Coding agents still give you control (at least for now), but are like having really good autocomplete. Instead of using copilot to complete a line or two, using something like Cursor you can generate a whole function or class based on your spec then you can refine and tweak the more nuanced and important bits where necessary.
For example, I was doing some UI stuff the other day and in the past it would have taken a while just to get a basic page layout together when you're writing it yourself, but with a coding assistant I generated a basic page asking it to use an image mock up, a component library and some other pages as references. Then I could get on and do the fun bits of building the more novel parts of the UI.
I mean if it's code you're working on for fun then work however you like, but I don't know why someone would employ a dev working in such an inefficient way in 2025.
More AI hype.
Yes.
We've mostly banned the use of AI coding assistants, with exception of certain uses, for junior level devs/engineers. Essentially, they need to demonstrate that their use case fits with what LLMs are good at (ie. for in-distribution, tedious, verifiable tasks).

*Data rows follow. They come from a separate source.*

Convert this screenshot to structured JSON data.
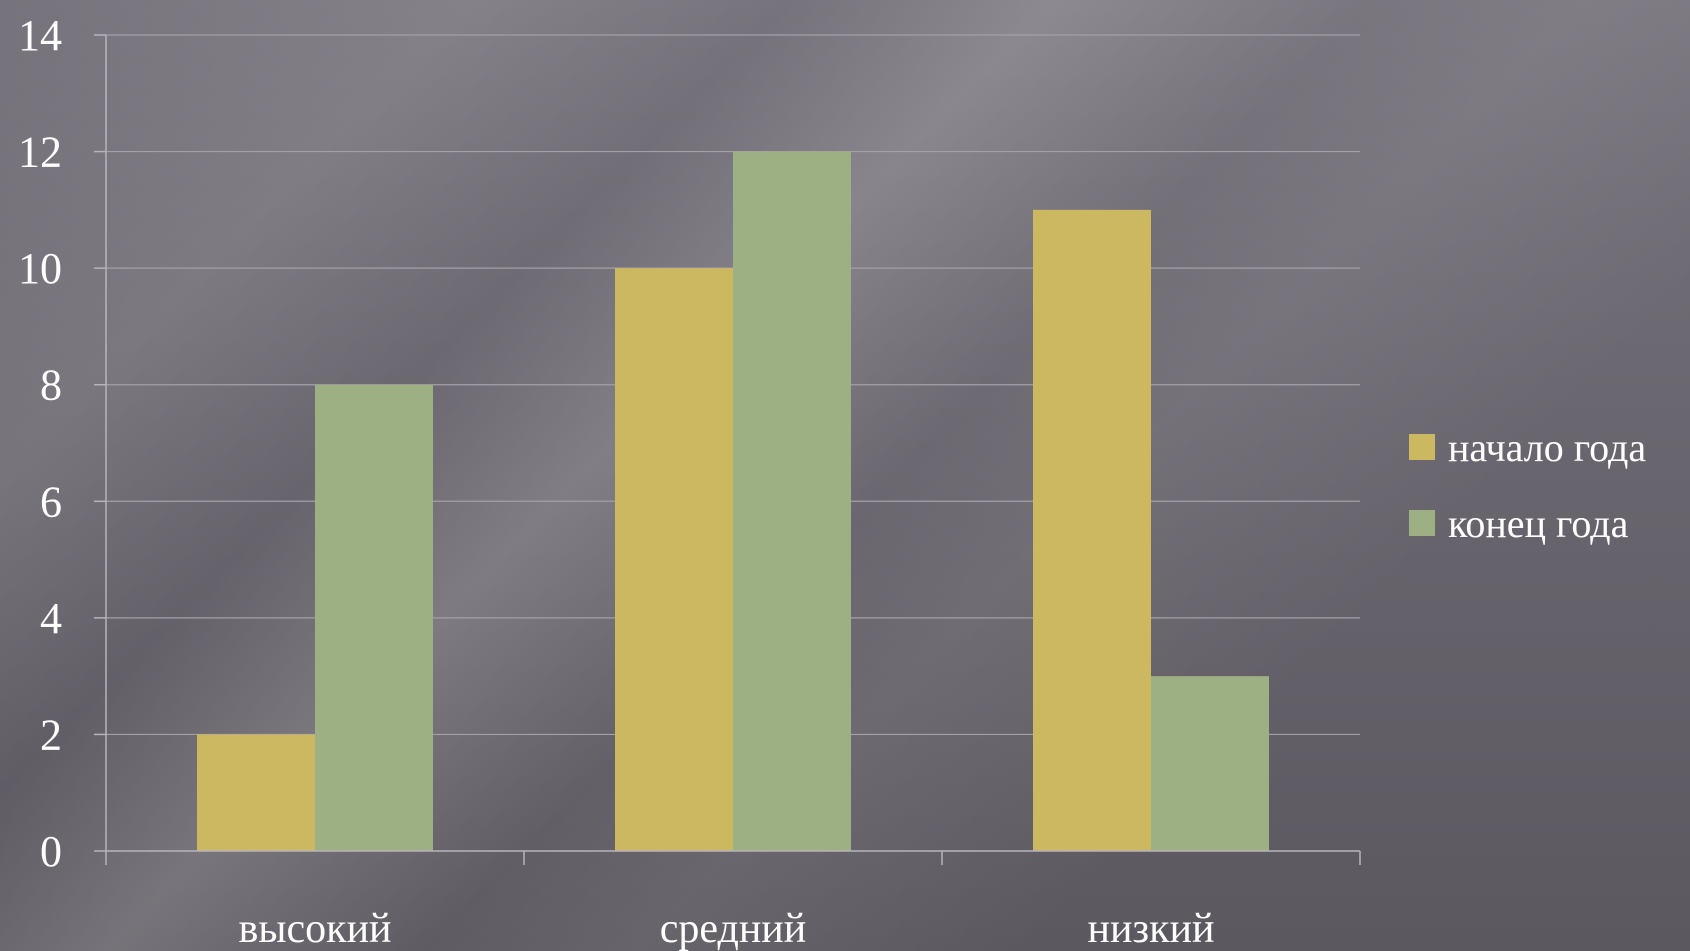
{
  "chart_data": {
    "type": "bar",
    "categories": [
      "высокий",
      "средний",
      "низкий"
    ],
    "series": [
      {
        "name": "начало года",
        "values": [
          2,
          10,
          11
        ],
        "color": "#cdb862"
      },
      {
        "name": "конец года",
        "values": [
          8,
          12,
          3
        ],
        "color": "#9cb083"
      }
    ],
    "y_ticks": [
      "0",
      "2",
      "4",
      "6",
      "8",
      "10",
      "12",
      "14"
    ],
    "ylim": [
      0,
      14
    ],
    "grid": true,
    "legend_position": "right",
    "colors": {
      "gridline": "#a3a0a8",
      "axis": "#b7b4bb"
    }
  }
}
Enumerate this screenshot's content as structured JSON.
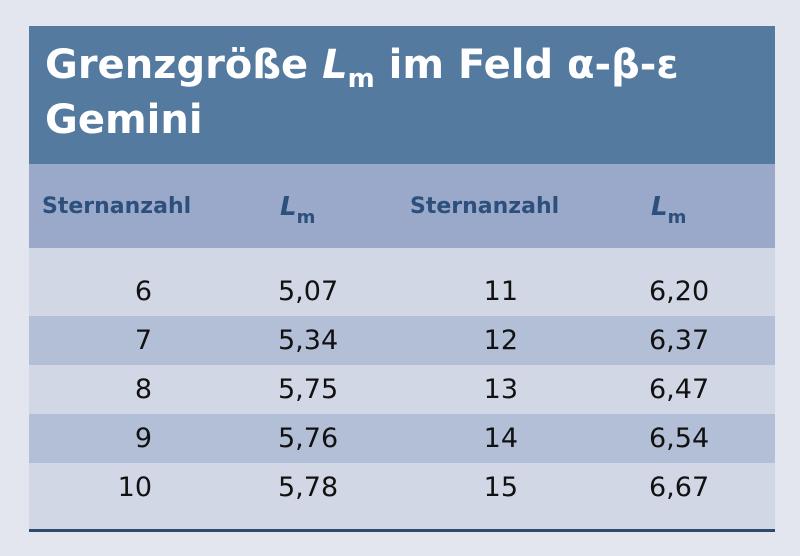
{
  "title": {
    "part1": "Grenzgröße ",
    "lm_symbol": "L",
    "lm_sub": "m",
    "part2": " im Feld α-β-ε",
    "line2": "Gemini"
  },
  "headers": {
    "col1": "Sternanzahl",
    "col2_symbol": "L",
    "col2_sub": "m",
    "col3": "Sternanzahl",
    "col4_symbol": "L",
    "col4_sub": "m"
  },
  "rows": [
    {
      "n1": "6",
      "lm1": "5,07",
      "n2": "11",
      "lm2": "6,20"
    },
    {
      "n1": "7",
      "lm1": "5,34",
      "n2": "12",
      "lm2": "6,37"
    },
    {
      "n1": "8",
      "lm1": "5,75",
      "n2": "13",
      "lm2": "6,47"
    },
    {
      "n1": "9",
      "lm1": "5,76",
      "n2": "14",
      "lm2": "6,54"
    },
    {
      "n1": "10",
      "lm1": "5,78",
      "n2": "15",
      "lm2": "6,67"
    }
  ],
  "colors": {
    "page_background": "#e3e6ef",
    "title_bar": "#557aa0",
    "header_row": "#9aa9c9",
    "header_text": "#2c4f7c",
    "row_light": "#d2d7e5",
    "row_dark": "#b3bfd7",
    "bottom_rule": "#2e4a6d"
  }
}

Annecdotally, what we've found was that those using AI assistants show superficial improvements in productivity early, but they learn at a much slower rate and their understanding of the systems is fuzzy. It leads to lots of problems down the road. Senior folks are also susceptible to these effects, but at a lower level. We think it's because most of their experiences are old fashioned "natty" coding.
In a way, I think programmers need to do natty coding to train their brains before augmenting/amputating it with AI.